To the best of our knowledge, neither Boogaloo [30], a nondeterministic interpreter for Boogie, nor Symbooglix [25], a symbolic execution engine, have been used to generate test suites for Boogie or Dafny programs although both tools can be used to explain a failing assertion. Symbolic-execution-based program exploration algorithms and the verifier have different trade-offs, especially in the presence of loops. We plan to develop, as future work, a portfolio-based approach, similar to CoVeriTest [6], with several backend reachability analyses.

Automated Software Testing. There is a large body of work on automated software testing, involving techniques such as fuzzing (see [26] for a survey), symbolic execution [2], and others. We might augment DTest with some of these techniques in the future since, for example, the approach used by QuickCheck [10] and the related family of fuzzers for generating values of function types offers more flexibility than DTest’s current implementation. One of the challenges often accompanying automated testing is object initialization. Our approach to this problem is close to lazy symbolic initialization [19], a process whereby an object is initialized on an “as-needed” basis—we similarly override the value of an object’s field only if it is constrained by the counterexample or a precondition.
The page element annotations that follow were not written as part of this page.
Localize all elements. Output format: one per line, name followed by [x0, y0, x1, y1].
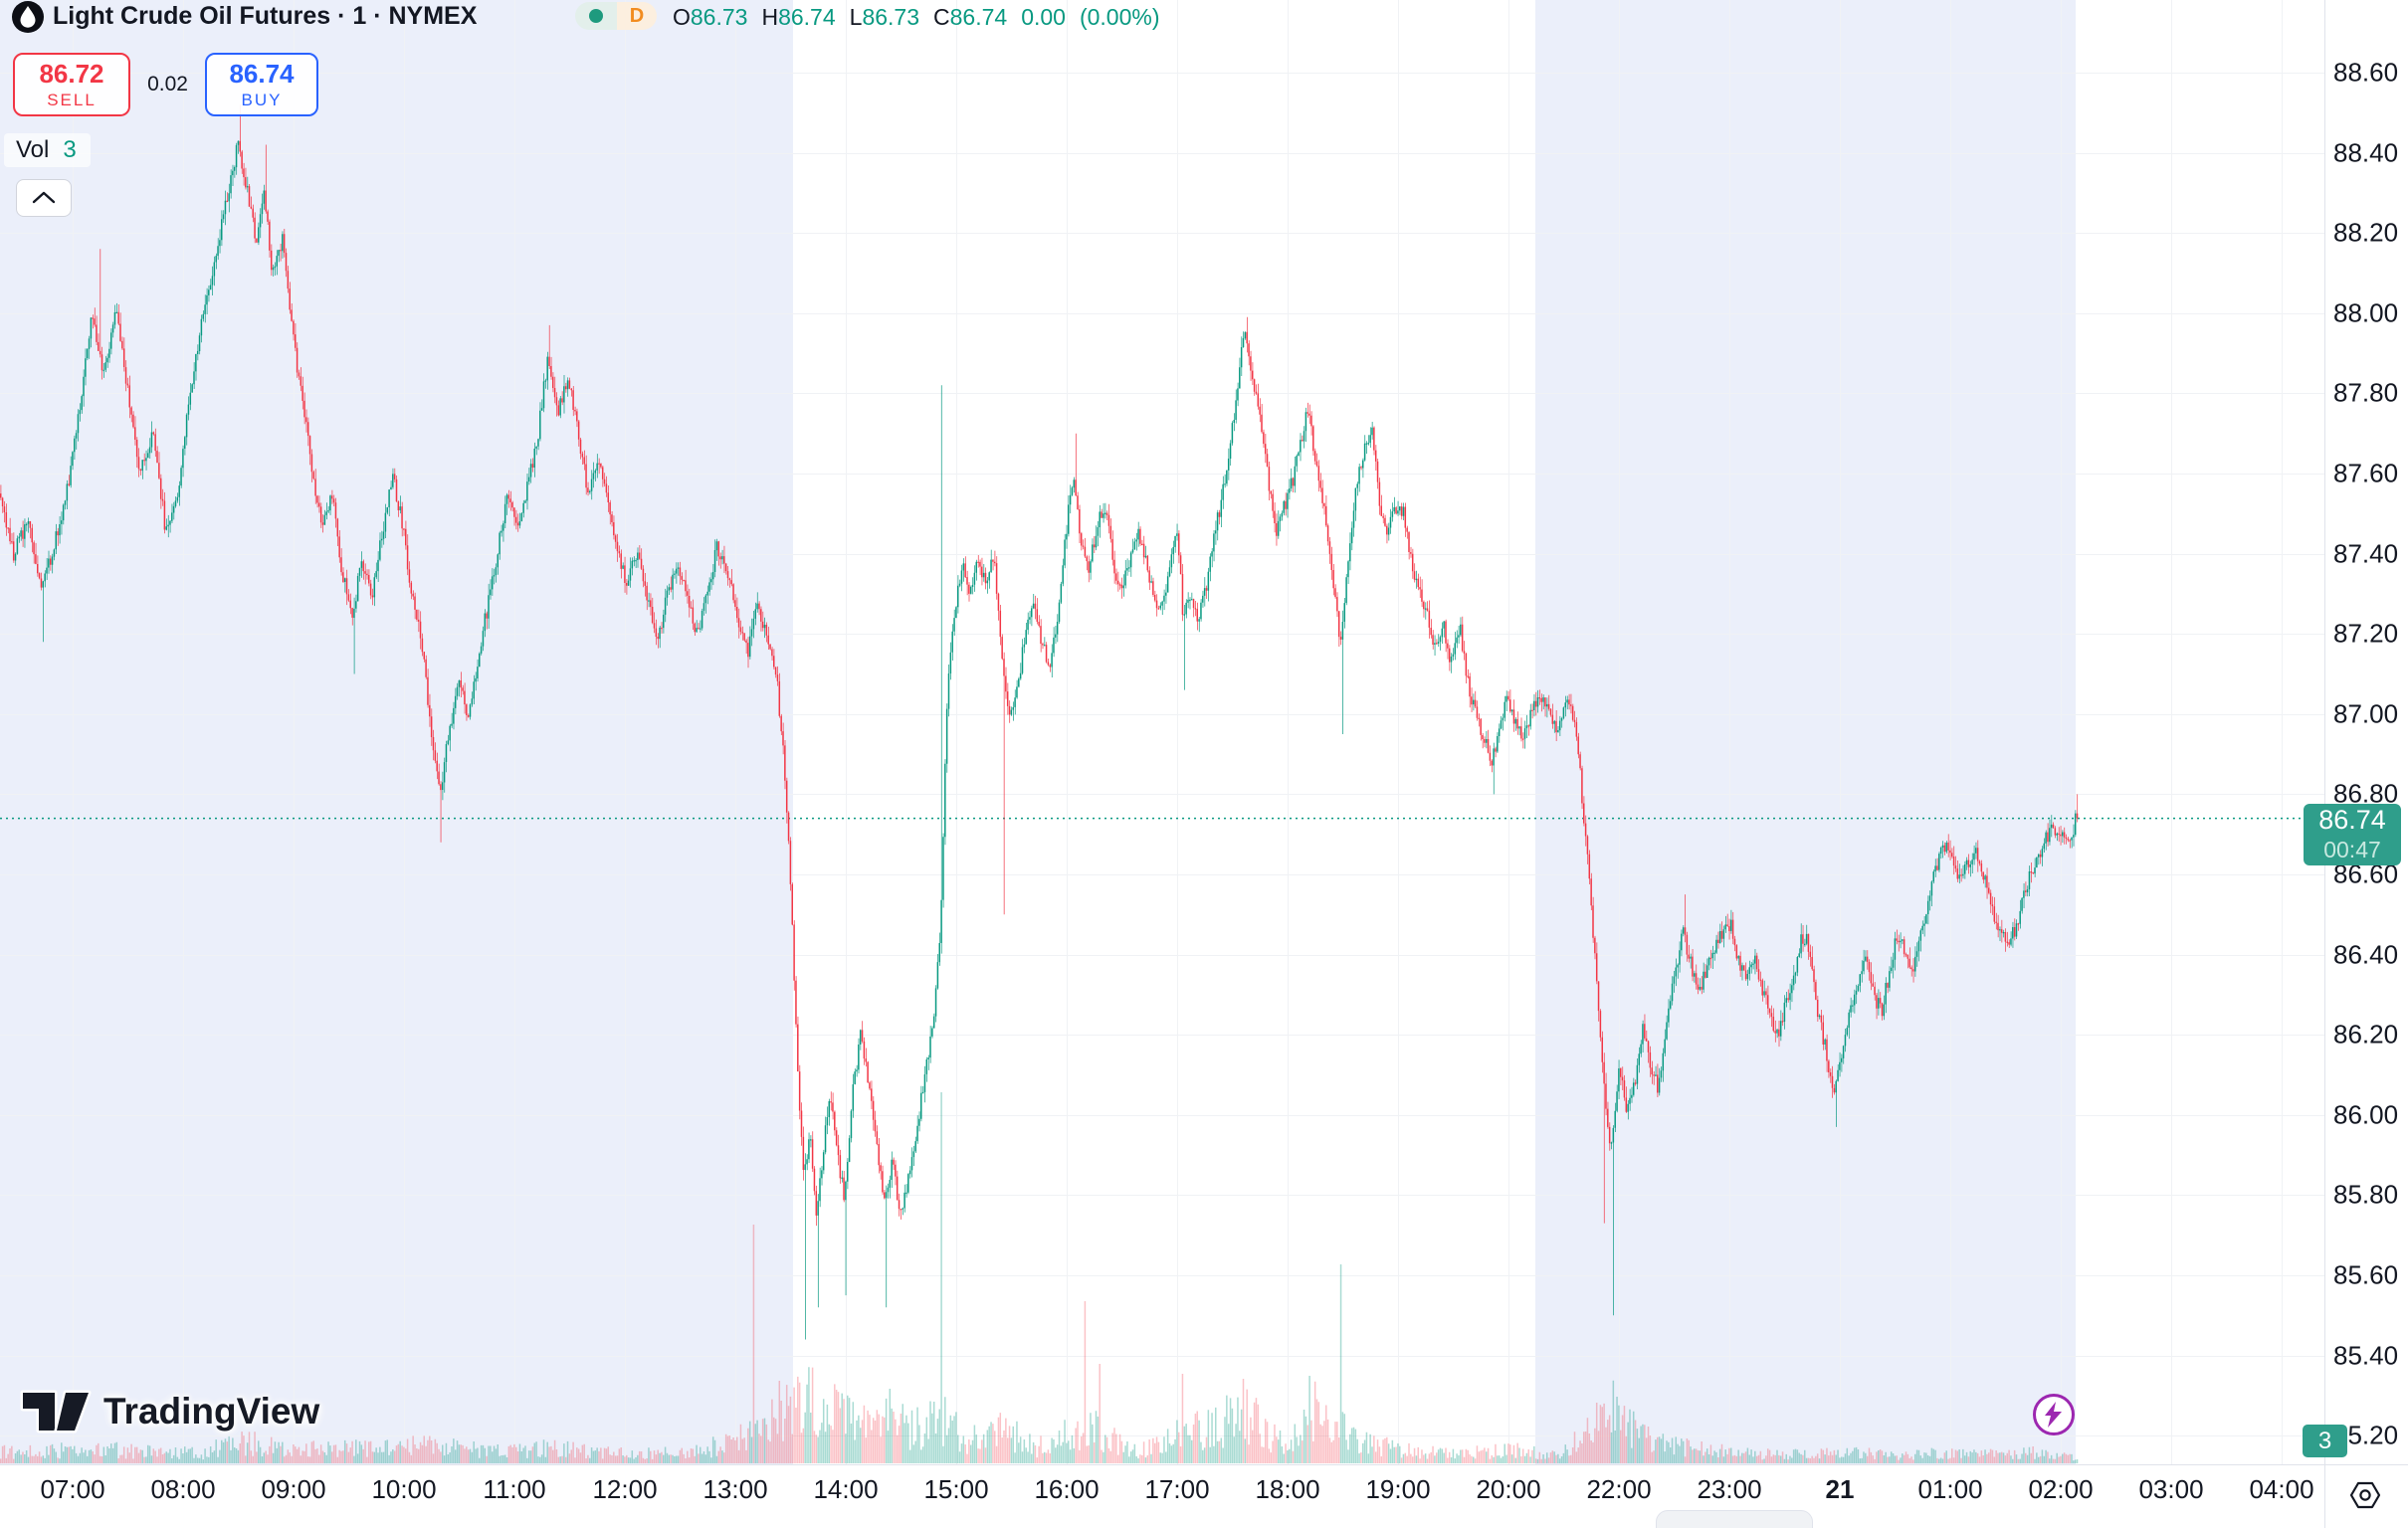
watermark-text: TradingView [103, 1391, 320, 1432]
time-axis-label: 20:00 [1476, 1474, 1541, 1504]
sell-label: SELL [47, 91, 97, 109]
time-axis-label: 17:00 [1144, 1474, 1210, 1504]
crude-oil-icon [12, 1, 44, 33]
time-axis-label: 23:00 [1697, 1474, 1762, 1504]
price-axis-label: 87.80 [2333, 377, 2399, 408]
price-axis-label: 88.00 [2333, 297, 2399, 328]
price-axis-label: 88.20 [2333, 217, 2399, 248]
open-value: 86.73 [690, 4, 748, 30]
open-label: O [673, 4, 691, 30]
time-axis-label: 14:00 [813, 1474, 879, 1504]
axis-corner [2324, 1464, 2408, 1528]
price-axis-label: 87.00 [2333, 698, 2399, 729]
time-axis-label: 11:00 [483, 1474, 546, 1504]
time-axis-label: 08:00 [150, 1474, 216, 1504]
change-percent: (0.00%) [1079, 4, 1160, 30]
time-axis-label: 13:00 [702, 1474, 768, 1504]
time-axis-label: 02:00 [2028, 1474, 2094, 1504]
change-value: 0.00 [1021, 4, 1066, 30]
price-axis-label: 88.40 [2333, 137, 2399, 168]
time-axis-label: 03:00 [2138, 1474, 2204, 1504]
chevron-up-icon [32, 191, 56, 204]
high-value: 86.74 [778, 4, 836, 30]
time-axis-label: 12:00 [592, 1474, 658, 1504]
last-price-badge[interactable]: 86.74 00:47 [2304, 804, 2401, 865]
axis-settings-icon[interactable] [2348, 1478, 2382, 1517]
price-axis-label: 87.20 [2333, 618, 2399, 649]
last-price-value: 86.74 [2318, 805, 2386, 835]
time-axis-label: 21 [1825, 1474, 1855, 1504]
price-axis-label: 85.80 [2333, 1179, 2399, 1210]
price-axis-label: 86.80 [2333, 778, 2399, 809]
tradingview-watermark: TradingView [20, 1389, 319, 1434]
buy-price: 86.74 [229, 59, 295, 89]
close-label: C [933, 4, 950, 30]
instant-trading-button[interactable] [2033, 1394, 2075, 1435]
time-axis-label: 18:00 [1255, 1474, 1320, 1504]
price-axis-label: 87.60 [2333, 458, 2399, 488]
ohlc-readout: O86.73 H86.74 L86.73 C86.74 0.00 (0.00%) [673, 4, 1160, 31]
low-value: 86.73 [862, 4, 919, 30]
time-axis-label: 10:00 [371, 1474, 437, 1504]
market-status-badge[interactable] [575, 2, 617, 30]
close-value: 86.74 [949, 4, 1008, 30]
symbol-title[interactable]: Light Crude Oil Futures · 1 · NYMEX [53, 2, 478, 30]
lightning-icon [2045, 1402, 2062, 1428]
high-label: H [761, 4, 779, 30]
time-axis-label: 22:00 [1586, 1474, 1652, 1504]
sell-price: 86.72 [39, 59, 104, 89]
market-open-dot-icon [589, 9, 603, 23]
buy-button[interactable]: 86.74 BUY [205, 53, 318, 116]
price-axis-label: 88.60 [2333, 57, 2399, 88]
chart-scrollbar[interactable] [1656, 1510, 1813, 1528]
time-axis-label: 01:00 [1917, 1474, 1983, 1504]
low-label: L [849, 4, 863, 30]
price-axis-label: 85.40 [2333, 1340, 2399, 1371]
volume-value: 3 [63, 136, 77, 163]
price-axis[interactable]: 88.60 88.40 88.20 88.00 87.80 87.60 87.40 87.20… [2324, 0, 2408, 1464]
price-axis-label: 86.00 [2333, 1099, 2399, 1130]
sell-button[interactable]: 86.72 SELL [13, 53, 130, 116]
spread-value: 0.02 [147, 73, 188, 96]
bar-countdown: 00:47 [2323, 837, 2381, 862]
price-axis-label: 87.40 [2333, 538, 2399, 569]
price-axis-label: 85.60 [2333, 1259, 2399, 1290]
volume-label: Vol [16, 136, 50, 163]
price-axis-label: 86.20 [2333, 1019, 2399, 1050]
time-axis-label: 07:00 [40, 1474, 105, 1504]
volume-legend[interactable]: Vol 3 [4, 133, 91, 167]
collapse-panel-button[interactable] [16, 179, 72, 217]
time-axis[interactable]: 07:00 08:00 09:00 10:00 11:00 12:00 13:00 14:00… [0, 1464, 2324, 1528]
time-axis-label: 15:00 [923, 1474, 989, 1504]
time-axis-label: 16:00 [1034, 1474, 1100, 1504]
time-axis-label: 19:00 [1365, 1474, 1431, 1504]
buy-label: BUY [241, 91, 283, 109]
delayed-data-badge[interactable]: D [617, 2, 657, 30]
volume-axis-badge: 3 [2303, 1425, 2347, 1457]
time-axis-label: 04:00 [2249, 1474, 2314, 1504]
tradingview-logo-icon [20, 1390, 92, 1433]
time-axis-label: 09:00 [261, 1474, 326, 1504]
price-axis-label: 86.40 [2333, 939, 2399, 970]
Mocking. A number of mocking frameworks exist for various languages, of which Mockito [27] and Moq [28] are some of the most popular options for Java and C#, respectively. For our purposes, it is crucial that a mocked object behaves exactly like an instance of the corresponding type unless an instance field or function is specifically redefined by the user. DMock relies on both Mockito and Moq to support this functionality, which is sometimes also referred to as spying.

7 Conclusions

In this paper, we presented a toolkit for automated testing of Dafny programs: DUnit (unit testing framework), DMock (mocking framework), and DTest (automated test generation). The main component of the toolkit, DTest, works with the Boogie representation of a Dafny program to generate tests that (i) target branch coverage of the compiled code and (ii) contain runtime assertions extracted from method specifications in the Dafny code. We evaluated the coverage DTest achieves on several preexisting Dafny programs, showed that it can help identify unexpected behavior in external libraries, and compared it to an alternative more costly solution that optimally minimizes the number of tests. Overall, our results show that DUnit, DMock, and DTest are a promising toolkit for automatically generating high coverage tests for Dafny.